Pohon yang sengaja ditumbangkan sebagai cara menandai kepemilikan terhadap kayunya, jadi ditumbangkan terlebih dahulu baru dalam beberapa waktu akan diambil kembali.

"Sekitar 5 motor masuk ke dalam hutan hingga mencapai titik mata air pertama. Nah, di mata air ini anak-anak Tambora ini mulai bercerita kalau di Desa Pancasila sudah tersebar isu warga membeli air untuk kebutuhan hidup padahal mereka tinggal di dekat hutan yang memiliki banyak mata air," terang Anang.

Di lokasi di mata air tersebut, Anang juga mengobrol dengan pemuda-pemuda lokal tentang kerusakan hutan mereka. Namun, hal yang aneh adalah mereka tak menyangka hutan yang mereka lewati mengalami kerusakan separah itu.

Apalagi setelah mereka melewati mata air. Saat memasuki kawasan sungai menuju air terjun, Anang juga kaget karena ada lahan kosong bekas pembabatan hutan yang cukup luas.

"Saya benar-benar kaget, kenapa di tengah hutan ada lahan kosong, luasnya lebih dari setengah lapangan bola, sedangkan pohon-pohon yang melebihi pelukan orang dewasa banyak yang tumbang. Dari itu saya sudah enggak semangat," ujarnya.

Saat itu, Anang sudah pesimis dengan hasil perjalanan yang akan mereka peroleh. Hutan-hutan tampak rusak, baginya itu kurang menarik agar orang mau datang mengunjungi air terjun.

Dalam perjalanan memasuki sungai menuju air terjun pertama, sekitar 300 meter dari tempat penyimpanan motor, ada hal lain yang mencengangkan yaitu banyak sekali balok kayu yang direndam dalam air sungai yang mereka lewati.

Saat berjalan kaki, tim ekspedisi bertemu dan berhadapan dengan para pembabat hutan, yang saat itu mendiami sungai yang menjadi lokasi ditemukannya tumpukan kayu oleh tim gabungan itu.

Ari saat itu mengambil gambar dengan ponsel lalu didatangi oleh bapak-bapak bawa parang dan mengancam, untungnya dia mengaku bahwa dua bukan pemuda lokal, melainkan pemuda Dompu yang sedang melakukan ekspedisi ke Air Terjun Rempa Peo.

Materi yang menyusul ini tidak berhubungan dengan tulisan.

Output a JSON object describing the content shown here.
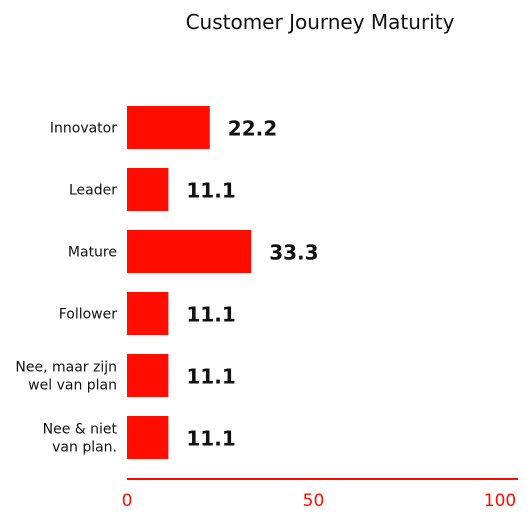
{
  "chart_data": {
    "type": "bar",
    "orientation": "horizontal",
    "title": "Customer Journey Maturity",
    "categories": [
      [
        "Innovator"
      ],
      [
        "Leader"
      ],
      [
        "Mature"
      ],
      [
        "Follower"
      ],
      [
        "Nee, maar zijn",
        "wel van plan"
      ],
      [
        "Nee & niet",
        "van plan."
      ]
    ],
    "values": [
      22.2,
      11.1,
      33.3,
      11.1,
      11.1,
      11.1
    ],
    "value_labels": [
      "22.2",
      "11.1",
      "33.3",
      "11.1",
      "11.1",
      "11.1"
    ],
    "xlim": [
      0,
      100
    ],
    "x_ticks": [
      "0",
      "50",
      "100"
    ],
    "grid": false,
    "legend": "none",
    "colors": {
      "bar": "#ff0d00",
      "axis": "#ff0d00",
      "tick_label": "#ff0d00",
      "text": "#111111"
    }
  }
}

Tim ekspedisi menyebutkan, kayu yang mereka temukan di sepanjang sungai menuju air terjun jumlahnya melebihi 1.000 kubik, bukan 100 kubik saja seperti yang disita oleh petugas gabungan.

Setelah pulang berekspedisi, temuan tersebut kemudian diunggah oleh pengguna facebook dengan nama akun Fitriani Sallim Fu'ady, lalu heboh dan mendapat banyak komentar.

Tim gabungan yang terdiri dari TNI Polri, KPH Tambora, dan pejabat pemerintah kecamatan setempat dibentuk lalu melakukan patroli gabungan. Al hasil, ditemukannnya tumpukan kayu balok hasil olahan sebanyak 100 kubik.

Selain menyita kayu-kayu tersebut, tim gabungan juga mengamankan salah seorang warga yang diduga pelaku pembalakan liar. Dua warga lainnya berhasil melarikan diri saat itu.